Der sicherste Weg, um das Blutvergießen zu beenden, sei einfach: "Muammar al Gaddafi und sein Regime müssen erkennen, dass ihre Herrschaft zu einem Ende gekommen ist." Gaddafi müsse einsehen, dass er Libyen nicht länger kontrolliere. "Er muss ein für alle Mal die Macht aufgeben."

In dieser historischen Zeit müsse der nationale Übergangsrat der Rebellen die notwendige Führungsstärke zeigen, um das Land durch die Phase des Übergangs zu steuern. Dabei müsse er zivile Opfer vermeiden, die staatlichen Institutionen schützen und einen Übergang zur Demokratie sicherstellen. "Die Zukunft Libyens ist nun in den Händen des libyschen Volkes", betonte Obama.

Die Vereinigten Staaten würden sich weiter eng mit dem Übergangsrat abstimmen. Washington werde weiter darauf bestehen, dass die Grundrechte des libyschen Volkes respektiert würden. "Und wir werden weiterhin mit unseren Alliierten und Partnern in der internationalen Gemeinschaft zusammenarbeiten, um das libysche Volk zu beschützen und einen friedlichen Übergang zur Demokratie zu unterstützen."

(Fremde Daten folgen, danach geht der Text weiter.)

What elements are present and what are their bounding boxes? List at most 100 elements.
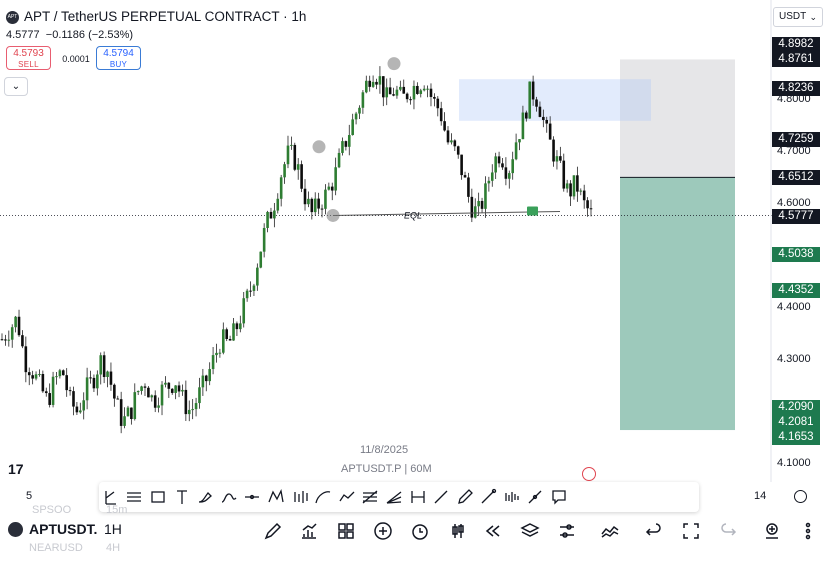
price-tag: 4.5038 [772, 247, 820, 263]
draw-icon[interactable] [261, 520, 283, 542]
symbol-watermark: APTUSDT.P | 60M [341, 463, 432, 475]
price-tag: 4.8236 [772, 80, 820, 96]
layers-icon[interactable] [519, 520, 541, 542]
candle-body [405, 93, 409, 100]
candle-body [184, 389, 188, 415]
candle-body [58, 370, 62, 377]
callout-icon[interactable] [547, 484, 571, 510]
ray-icon[interactable] [429, 484, 453, 510]
pattern-icon[interactable] [264, 484, 288, 510]
candle-body [300, 164, 303, 189]
trend-angle-icon[interactable] [99, 484, 123, 510]
candle-body [453, 140, 457, 147]
candle-body [586, 200, 589, 209]
long-position-icon[interactable] [477, 484, 501, 510]
candle-body [484, 183, 487, 209]
symbol-select[interactable]: APTUSDT. [29, 521, 98, 537]
highlighter-icon[interactable] [453, 484, 477, 510]
chevron-down-icon: ⌄ [809, 12, 817, 22]
polyline-icon[interactable] [335, 484, 359, 510]
fib-retracement-icon[interactable] [123, 484, 147, 510]
indicators-icon[interactable] [298, 520, 320, 542]
chart-type-icon[interactable] [447, 520, 469, 542]
add-icon[interactable] [372, 520, 394, 542]
fib-fan-icon[interactable] [382, 484, 406, 510]
eql-line [332, 210, 561, 216]
collapse-button[interactable]: ⌄ [4, 77, 28, 96]
candle-body [392, 94, 395, 96]
date-range-icon[interactable] [406, 484, 430, 510]
candle-body [198, 387, 201, 404]
chart-settings-gear-icon[interactable] [794, 490, 807, 503]
candle-body [327, 186, 331, 190]
horizontal-line-icon[interactable] [241, 484, 265, 510]
price-axis-label: 4.3000 [777, 353, 811, 365]
price-change: −0.1186 (−2.53%) [45, 29, 134, 41]
bars-pattern-icon[interactable] [288, 484, 312, 510]
candle-body [480, 200, 484, 209]
candle-body [317, 198, 320, 209]
candle-body [266, 211, 269, 228]
candle-body [51, 376, 55, 405]
price-readout: 4.5777 −0.1186 (−2.53%) [6, 29, 133, 41]
candle-body [177, 385, 181, 392]
candle-body [82, 400, 86, 411]
brush-icon[interactable] [193, 484, 217, 510]
candle-body [337, 152, 341, 168]
candle-body [507, 173, 511, 179]
settings-icon[interactable] [556, 520, 578, 542]
candle-body [143, 386, 147, 388]
candle-body [170, 388, 174, 393]
text-icon[interactable] [170, 484, 194, 510]
candle-body [222, 329, 225, 353]
volume-profile-icon[interactable] [500, 484, 524, 510]
compare-icon[interactable] [599, 520, 621, 542]
candle-body [72, 391, 75, 407]
candle-body [467, 177, 470, 197]
candle-body [68, 390, 72, 392]
candle-body [0, 339, 4, 341]
candle-body [181, 389, 184, 392]
fib-channel-icon[interactable] [359, 484, 383, 510]
candle-body [419, 90, 423, 94]
currency-select[interactable]: USDT ⌄ [773, 7, 823, 27]
faded-symbol-top: SPSOO [32, 504, 72, 516]
candle-body [456, 146, 460, 155]
candle-body [228, 338, 232, 341]
candle-body [24, 346, 28, 373]
fullscreen-icon[interactable] [680, 520, 702, 542]
candle-body [286, 145, 290, 165]
candle-body [44, 391, 48, 394]
candle-body [38, 374, 41, 376]
interval-select[interactable]: 1H [104, 521, 122, 537]
sell-button[interactable]: 4.5793 SELL [6, 46, 51, 70]
flash-icon[interactable] [582, 467, 596, 481]
alert-icon[interactable] [409, 520, 431, 542]
curve-icon[interactable] [311, 484, 335, 510]
info-line-icon[interactable] [524, 484, 548, 510]
trade-icon[interactable] [761, 520, 783, 542]
replay-icon[interactable] [482, 520, 504, 542]
candle-body [119, 399, 123, 426]
candle-body [443, 121, 446, 131]
buy-button[interactable]: 4.5794 BUY [96, 46, 141, 70]
path-icon[interactable] [217, 484, 241, 510]
price-tag: 4.8982 [772, 37, 820, 52]
candle-body [378, 76, 382, 85]
undo-icon[interactable] [643, 520, 665, 542]
candle-body [521, 112, 525, 140]
redo-icon[interactable] [717, 520, 739, 542]
more-icon[interactable] [797, 520, 819, 542]
rectangle-icon[interactable] [146, 484, 170, 510]
layouts-icon[interactable] [335, 520, 357, 542]
candle-body [320, 208, 324, 210]
candle-body [354, 113, 358, 120]
candle-body [399, 86, 402, 90]
eql-label: EQL [404, 210, 422, 220]
candle-body [79, 410, 82, 413]
candle-body [582, 190, 586, 201]
candle-body [273, 210, 276, 219]
candle-body [130, 407, 133, 420]
supply-zone [459, 79, 651, 121]
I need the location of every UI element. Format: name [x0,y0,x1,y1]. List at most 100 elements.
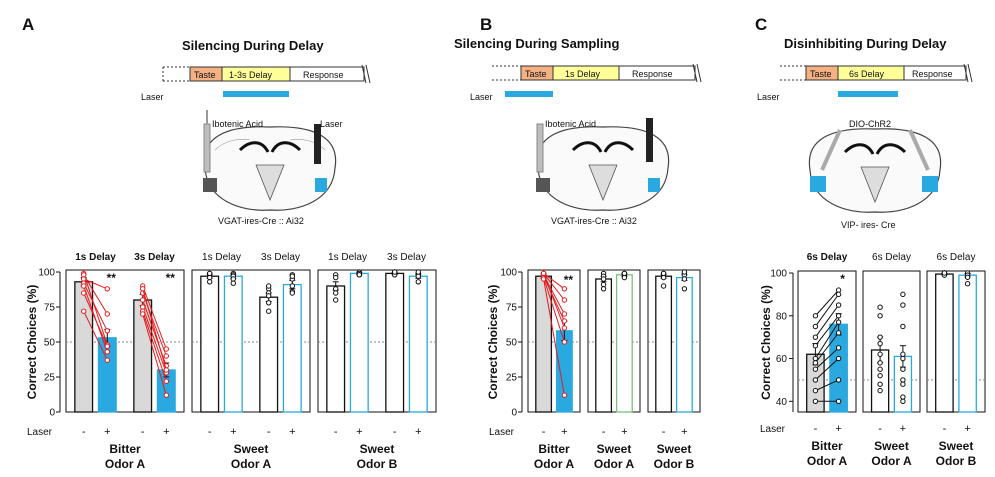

Ähnlich äußerte sich die britische Regierung. "Die Ereignisse in Tripolis machen deutlich, dass Gaddafis Ende nahe ist", teilte Premierminister David Cameron mit. Gaddafi habe unglaubliche Verbrechen am eigenen Volk begangen. "Er muss nun gehen, damit die Bevölkerung nicht noch mehr leidet." Eine Nato-Sprecherin bezeichnete die Lage in Tripolis als unübersichtlich und rief Gaddafi ebenfalls zum Rücktritt auf. "Wir können erkennen, dass sich das Regime auflöst", sagte sie. Je schneller Gaddafi realisiere, dass er den Krieg gegen das eigene Volk nicht gewinnen könne, desto besser sei dies.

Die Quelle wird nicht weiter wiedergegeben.